Book Review
Capture the flux of three generations across multiple states. Sketch it out in striking images. Weave it through with the tissues—tight and narrow here, loose and tenuous there—that make up a clan. Drag up a dusty bone, place its powder on our tongues, and call it Boneland.
From acclaimed poet and writer Nance Van Winckel comes this collection of linked short stories that first appeared in Colorado Review, the Massachusetts Review, Agni, and other publications. The stories chronicle the lives of the Lundstrum cousins—Lynette, Jessie, Robert, and Buster—descendants of a Montana ranch family. And like a stack of dusty family postcards found in a shoebox in the cellar, the stories overlap and splinter off, crossing boundaries of space and time, past and present. Together they compose an oblique and beautiful whole.
The main character, Lynette, is the backbone of the family in more ways than one. As a teen, she suffered from scoliosis so severe that it required the surgical implant of titanium rods. But it is from the perspective of an older Lynette coping with a botched Lasik surgery that we begin to fully understand the fortitude of this extended Montana clan. They approach adversity in a straight-forward and uncomplaining way, devoid of emotion. In “Funeral of the Virgin,” for example, Lynette explains how she learned about her late husband’s death years earlier:
The man in the suit said he was from the Burlington Northern Railway. Hadn’t he handed her a card? The policeman had definitely shown her his badge—just before he’d said something about an accident. The black pickup hadn’t been crossing at a regular crossing site, the railway man told her; it was an access road—for train equipment only. Might she know why he’d been out there? On that particular road? So far from the city?
Maybe he was taking a shortcut, she’d proposed to the two men. Maybe the load of computer tables he’d been hauling to the warehouse where he worked—maybe that heavy load had weighed his truck down and he’d gotten stuck on those tracks.
In Lynette’s search for an explanation, we begin to see the underlying truth. It has taken ten years for her to confront the question so evident to all in the room that night: Had her husband intended to die?
In contrast to Lynette’s quiet and responsible life is that of her cousin Jessie, whose wildness plays against Lynette’s placidity to give the Lundstrom family its depth and realism. From watching as her sister and mother are washed away by the sea in “The Ides,” to her understanding of dark, unspeakable things in “The Wild Boys,” Jessie becomes less and less moored to the family. She observes the feral attitudes of homeless boys and recognizes herself in them:
Deedee pointed them out: just around the jut of rocks where the white sand ended and the rough black stones met the water. Jessie understood that the boys no longer carried within them whatever it was that kept her and the other girls swimming, as instructed, under the lifeguard’s watch, within the rim of white buoys.

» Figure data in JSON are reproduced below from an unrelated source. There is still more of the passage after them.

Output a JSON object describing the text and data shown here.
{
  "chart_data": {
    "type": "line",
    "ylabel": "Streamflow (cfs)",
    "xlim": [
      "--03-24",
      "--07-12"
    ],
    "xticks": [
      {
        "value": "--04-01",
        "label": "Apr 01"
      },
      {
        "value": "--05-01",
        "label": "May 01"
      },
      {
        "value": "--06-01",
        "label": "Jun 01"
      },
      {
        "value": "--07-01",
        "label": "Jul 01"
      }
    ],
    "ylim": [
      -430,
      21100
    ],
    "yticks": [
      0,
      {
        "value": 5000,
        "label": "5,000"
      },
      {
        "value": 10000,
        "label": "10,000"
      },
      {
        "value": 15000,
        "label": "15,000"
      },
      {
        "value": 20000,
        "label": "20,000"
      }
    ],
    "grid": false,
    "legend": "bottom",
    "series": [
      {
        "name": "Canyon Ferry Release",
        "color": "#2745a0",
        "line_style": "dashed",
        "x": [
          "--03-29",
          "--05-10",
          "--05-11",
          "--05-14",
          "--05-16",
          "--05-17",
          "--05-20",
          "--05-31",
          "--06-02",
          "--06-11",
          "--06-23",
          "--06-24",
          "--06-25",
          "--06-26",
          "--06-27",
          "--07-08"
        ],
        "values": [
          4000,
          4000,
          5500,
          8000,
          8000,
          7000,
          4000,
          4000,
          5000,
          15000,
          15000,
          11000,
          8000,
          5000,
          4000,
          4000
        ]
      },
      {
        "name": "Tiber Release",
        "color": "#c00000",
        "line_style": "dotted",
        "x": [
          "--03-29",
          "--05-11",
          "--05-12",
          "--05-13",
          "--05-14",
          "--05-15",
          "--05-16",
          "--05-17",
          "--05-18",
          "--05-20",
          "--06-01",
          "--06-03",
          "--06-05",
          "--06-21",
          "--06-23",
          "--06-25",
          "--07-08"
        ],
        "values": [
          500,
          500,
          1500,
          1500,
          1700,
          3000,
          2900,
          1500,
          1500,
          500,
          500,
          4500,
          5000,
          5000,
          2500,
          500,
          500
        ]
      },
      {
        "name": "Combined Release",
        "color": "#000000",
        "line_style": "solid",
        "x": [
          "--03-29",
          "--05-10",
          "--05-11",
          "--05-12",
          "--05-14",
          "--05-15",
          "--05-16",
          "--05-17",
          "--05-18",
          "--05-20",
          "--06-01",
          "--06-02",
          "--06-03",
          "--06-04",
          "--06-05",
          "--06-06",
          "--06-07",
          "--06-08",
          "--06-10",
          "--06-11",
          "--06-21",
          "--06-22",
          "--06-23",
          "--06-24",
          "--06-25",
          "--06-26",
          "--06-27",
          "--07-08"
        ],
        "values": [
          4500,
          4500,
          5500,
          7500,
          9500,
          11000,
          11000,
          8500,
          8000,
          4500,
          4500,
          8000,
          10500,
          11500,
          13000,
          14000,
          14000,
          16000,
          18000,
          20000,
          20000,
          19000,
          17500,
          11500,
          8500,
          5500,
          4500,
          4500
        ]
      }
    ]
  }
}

In the title story, one of Lynette’s aunts picks through the relics of a missing child’s life in eastern Washington, her mind losing its ability to sort reality from fiction, while her husband assembles a dinosaur from a thousand petrified bones found in his dead father’s barn on the family ranch, two states away near Malta, Montana. When Lynette arrives to try to bring him home, she finds herself drawn into the work of rebuilding something lost and believed forgotten. She struggles like her aunt to discern illusion from reality. Van Winckel captures the odd, yet therapeutic, coping mechanisms that these characters—and possibly all human beings—construct to manage their disappointments and heartbreaks.
Boneland is ultimately a collection of stories that weaves together strands of hope and despair in one family’s narrative the same way that life weaves them into every family’s narrative: persistently and without regard for what is fair or deserved. Nance Van Winckel’s artfully crafted linked stories read like a novel, and yet each one is a masterpiece on its own. Her prose is limber and surprising, and her depiction of the interior northwestern part of the United States is uncommonly accurate. From the cadence of her characters’ voices to the hot, dusty landscape, those of us who have called that part of the world home will nod in understanding and appreciation. Van Winckel’s Boneland offers a delicious escape with a powerful, understated truth running through it.
About the Reviewer
Heather Sharfeddin is the author of four novels, Blackbelly, Mineral Spirits, Windless Summer and Damaged Goods, each set in the Northwest. Her work has earned starred reviews from Kirkus Reviews and Library Journal, and has been honored at the New York and San Francisco Book Festivals. Her first novel, Blackbelly, was named one of the top five novels of 2005 by the Portsmouth Harold. Sharfeddin lives in McMinnville, Oregon, and she holds an MFA in writing from Vermont College of Fine Arts. She is currently working on her PhD in Creative Writing.